Long Weekend, Avustralya korku sinemasının sıkça başvurduğu şehirlilerin kırsalda yaşayanlarla mücadelesini anlatan ‘slasher’lardan biri gibi başlıyor. Hatta bunu imleyen birkaç sahne bile var. Ancak Peter’ın bir kartalın saldırısına uğradığı sahneden sonra bambaşka bir hikâyenin anlatılacağı anlaşılıyor. Biraz da sembolik olarak fazlaca kişiselleştirilen tabiat ana ile çevreye zarar veren insanların mücadelesine odaklanan hikâye, ‘slasher’ın dinamiklerinden verimli bir şekilde faydalanıyor. Yönetmen Eggleston, başka birinin elinde sıkıcı olmaya çok müsait bir konuyu zeki çözümlerle sonuna kadar heyecanla izlenen bir filme dönüştürmekte sıkıntı yaşamıyor. Tabi bunda başroldeki iki oyuncunun çok büyük katkısı var. Peter rolündeki John Hargreaves ve Marcia rolündeki Briony Behets sekmeyen performanslarıyla alkışı hak ediyor.
Long Weekend, 1978 Paris Film Festivali’nde jüri özel ödülü, 1978 Sitges Film Festivali’nde en iyi film, en iyi erkek oyuncu ve uluslararası sinema yazarları ödülü ve 1979 Avoriaz Fantastik Film Festivali’nde Antennae II ödülü gibi prestijli ödüllerin sahibi oldu.
Long Weekend’in Jamie Blanks tarafından yönetilmiş olan, 2008 tarihli bir yeniden çevrimi de var.

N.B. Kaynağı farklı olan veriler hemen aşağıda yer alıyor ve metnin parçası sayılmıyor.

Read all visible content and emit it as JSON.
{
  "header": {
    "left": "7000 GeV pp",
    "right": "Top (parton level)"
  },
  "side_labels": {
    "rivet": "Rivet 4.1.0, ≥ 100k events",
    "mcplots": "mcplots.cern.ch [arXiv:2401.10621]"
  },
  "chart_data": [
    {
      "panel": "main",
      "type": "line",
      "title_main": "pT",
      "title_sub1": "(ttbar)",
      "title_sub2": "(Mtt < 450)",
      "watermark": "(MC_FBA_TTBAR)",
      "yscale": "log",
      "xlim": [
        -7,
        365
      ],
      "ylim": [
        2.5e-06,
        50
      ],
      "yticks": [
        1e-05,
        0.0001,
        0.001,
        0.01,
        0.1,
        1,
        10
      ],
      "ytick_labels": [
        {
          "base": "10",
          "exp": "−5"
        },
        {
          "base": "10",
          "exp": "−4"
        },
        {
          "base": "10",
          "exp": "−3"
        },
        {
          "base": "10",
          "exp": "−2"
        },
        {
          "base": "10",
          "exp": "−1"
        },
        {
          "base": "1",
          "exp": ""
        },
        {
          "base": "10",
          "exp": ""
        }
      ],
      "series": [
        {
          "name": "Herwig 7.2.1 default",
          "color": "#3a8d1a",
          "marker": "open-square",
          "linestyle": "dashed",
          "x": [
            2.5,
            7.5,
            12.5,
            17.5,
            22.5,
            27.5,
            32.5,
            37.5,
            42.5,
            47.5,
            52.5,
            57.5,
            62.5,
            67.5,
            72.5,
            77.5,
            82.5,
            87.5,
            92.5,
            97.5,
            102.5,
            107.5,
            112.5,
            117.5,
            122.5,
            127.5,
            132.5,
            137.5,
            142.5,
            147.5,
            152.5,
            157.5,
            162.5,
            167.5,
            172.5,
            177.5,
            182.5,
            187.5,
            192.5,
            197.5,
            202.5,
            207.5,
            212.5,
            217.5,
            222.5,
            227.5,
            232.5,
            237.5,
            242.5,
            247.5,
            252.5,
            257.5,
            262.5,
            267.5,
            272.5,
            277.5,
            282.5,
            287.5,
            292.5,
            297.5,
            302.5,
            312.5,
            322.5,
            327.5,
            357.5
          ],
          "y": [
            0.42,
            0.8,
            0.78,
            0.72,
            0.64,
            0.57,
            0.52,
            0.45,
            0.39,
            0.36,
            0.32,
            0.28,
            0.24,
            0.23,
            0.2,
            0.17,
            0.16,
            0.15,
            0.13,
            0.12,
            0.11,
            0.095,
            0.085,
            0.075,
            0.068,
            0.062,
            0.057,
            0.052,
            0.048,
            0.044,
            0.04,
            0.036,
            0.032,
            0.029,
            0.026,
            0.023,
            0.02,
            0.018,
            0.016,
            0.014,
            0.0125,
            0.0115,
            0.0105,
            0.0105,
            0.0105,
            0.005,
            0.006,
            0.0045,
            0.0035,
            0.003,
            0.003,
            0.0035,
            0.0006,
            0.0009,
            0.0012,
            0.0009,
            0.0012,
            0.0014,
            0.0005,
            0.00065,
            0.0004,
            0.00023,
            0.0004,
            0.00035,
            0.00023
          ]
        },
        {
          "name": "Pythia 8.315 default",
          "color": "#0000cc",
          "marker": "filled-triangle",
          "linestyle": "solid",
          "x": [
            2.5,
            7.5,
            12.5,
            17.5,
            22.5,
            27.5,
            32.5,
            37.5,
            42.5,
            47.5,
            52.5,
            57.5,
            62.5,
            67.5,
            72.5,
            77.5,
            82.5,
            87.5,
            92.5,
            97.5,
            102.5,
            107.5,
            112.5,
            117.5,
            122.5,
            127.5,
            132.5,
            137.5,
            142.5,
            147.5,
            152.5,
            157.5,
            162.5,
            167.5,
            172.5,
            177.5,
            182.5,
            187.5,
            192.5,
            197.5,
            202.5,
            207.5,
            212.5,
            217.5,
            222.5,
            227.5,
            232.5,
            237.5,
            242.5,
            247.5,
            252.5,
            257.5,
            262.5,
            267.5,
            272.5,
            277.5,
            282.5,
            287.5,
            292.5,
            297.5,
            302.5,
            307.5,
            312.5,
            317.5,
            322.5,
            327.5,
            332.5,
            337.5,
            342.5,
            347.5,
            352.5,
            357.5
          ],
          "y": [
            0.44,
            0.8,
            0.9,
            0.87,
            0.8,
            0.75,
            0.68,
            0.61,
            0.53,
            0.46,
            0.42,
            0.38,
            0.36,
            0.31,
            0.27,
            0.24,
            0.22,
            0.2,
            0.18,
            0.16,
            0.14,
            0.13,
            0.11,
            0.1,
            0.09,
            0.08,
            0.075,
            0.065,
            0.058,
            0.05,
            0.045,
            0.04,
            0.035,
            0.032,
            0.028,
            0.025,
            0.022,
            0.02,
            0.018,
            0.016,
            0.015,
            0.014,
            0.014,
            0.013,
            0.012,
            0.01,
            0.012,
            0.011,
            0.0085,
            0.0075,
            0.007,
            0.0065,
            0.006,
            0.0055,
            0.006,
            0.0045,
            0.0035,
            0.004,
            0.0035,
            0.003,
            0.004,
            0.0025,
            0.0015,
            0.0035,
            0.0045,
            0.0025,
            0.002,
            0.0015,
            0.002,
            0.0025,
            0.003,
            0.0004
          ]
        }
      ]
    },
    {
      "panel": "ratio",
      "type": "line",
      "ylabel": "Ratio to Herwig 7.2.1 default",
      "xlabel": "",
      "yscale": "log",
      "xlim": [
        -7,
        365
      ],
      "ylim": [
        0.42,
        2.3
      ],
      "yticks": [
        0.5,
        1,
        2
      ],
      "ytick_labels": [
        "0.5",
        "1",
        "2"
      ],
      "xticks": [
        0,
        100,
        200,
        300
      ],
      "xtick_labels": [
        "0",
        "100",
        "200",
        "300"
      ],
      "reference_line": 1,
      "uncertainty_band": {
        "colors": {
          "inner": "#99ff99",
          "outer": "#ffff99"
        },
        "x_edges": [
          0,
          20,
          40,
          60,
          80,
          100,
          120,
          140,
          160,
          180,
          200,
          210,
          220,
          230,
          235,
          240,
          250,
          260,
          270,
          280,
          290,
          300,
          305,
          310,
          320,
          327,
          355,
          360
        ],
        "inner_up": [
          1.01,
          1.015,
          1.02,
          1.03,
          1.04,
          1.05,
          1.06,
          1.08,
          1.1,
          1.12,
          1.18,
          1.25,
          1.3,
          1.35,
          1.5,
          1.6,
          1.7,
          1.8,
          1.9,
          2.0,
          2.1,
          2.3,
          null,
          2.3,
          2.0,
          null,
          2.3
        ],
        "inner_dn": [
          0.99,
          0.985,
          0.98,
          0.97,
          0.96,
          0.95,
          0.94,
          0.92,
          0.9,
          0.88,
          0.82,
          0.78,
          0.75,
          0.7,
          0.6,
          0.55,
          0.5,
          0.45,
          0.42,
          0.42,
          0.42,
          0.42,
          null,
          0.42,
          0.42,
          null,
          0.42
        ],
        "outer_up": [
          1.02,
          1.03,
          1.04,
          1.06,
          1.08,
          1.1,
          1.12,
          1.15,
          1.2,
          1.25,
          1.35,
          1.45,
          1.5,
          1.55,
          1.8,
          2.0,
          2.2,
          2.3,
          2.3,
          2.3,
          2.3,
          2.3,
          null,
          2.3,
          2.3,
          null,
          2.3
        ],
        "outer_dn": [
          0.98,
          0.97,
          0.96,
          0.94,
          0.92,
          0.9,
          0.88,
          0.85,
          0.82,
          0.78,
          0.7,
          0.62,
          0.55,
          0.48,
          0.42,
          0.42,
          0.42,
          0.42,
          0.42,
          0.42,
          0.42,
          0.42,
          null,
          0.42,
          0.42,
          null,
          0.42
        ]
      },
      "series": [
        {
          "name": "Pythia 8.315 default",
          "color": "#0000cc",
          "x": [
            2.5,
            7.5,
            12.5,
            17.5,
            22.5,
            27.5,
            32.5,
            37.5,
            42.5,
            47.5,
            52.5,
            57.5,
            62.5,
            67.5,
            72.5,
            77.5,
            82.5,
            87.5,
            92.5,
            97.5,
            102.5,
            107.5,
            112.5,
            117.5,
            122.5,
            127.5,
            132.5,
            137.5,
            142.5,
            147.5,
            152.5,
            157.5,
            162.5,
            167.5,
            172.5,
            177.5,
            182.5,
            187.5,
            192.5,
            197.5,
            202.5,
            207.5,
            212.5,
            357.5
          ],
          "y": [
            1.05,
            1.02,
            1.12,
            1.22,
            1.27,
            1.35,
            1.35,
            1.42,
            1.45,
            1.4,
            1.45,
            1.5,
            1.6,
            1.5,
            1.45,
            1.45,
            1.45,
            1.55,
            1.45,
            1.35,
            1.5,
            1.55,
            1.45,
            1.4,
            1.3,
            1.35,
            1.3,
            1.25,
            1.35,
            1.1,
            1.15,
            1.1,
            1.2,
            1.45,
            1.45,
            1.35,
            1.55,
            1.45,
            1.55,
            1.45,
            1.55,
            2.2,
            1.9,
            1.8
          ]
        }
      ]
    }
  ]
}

Gene Avustralya yapımı olan filmin başrollerinde Jim Caviezel ve Claudia Karvan yer alıyor. İlk filmin yanında bir hayli sönük kalsa da Caviezel fena bir iş çıkarmıyor.
Bu aralar benzer konular işleyen, birbirinin klonu gibi duran korku filmlerinden boğulanlar için Long Weekend, temiz hava işlevi gören bir seçim olacaktır.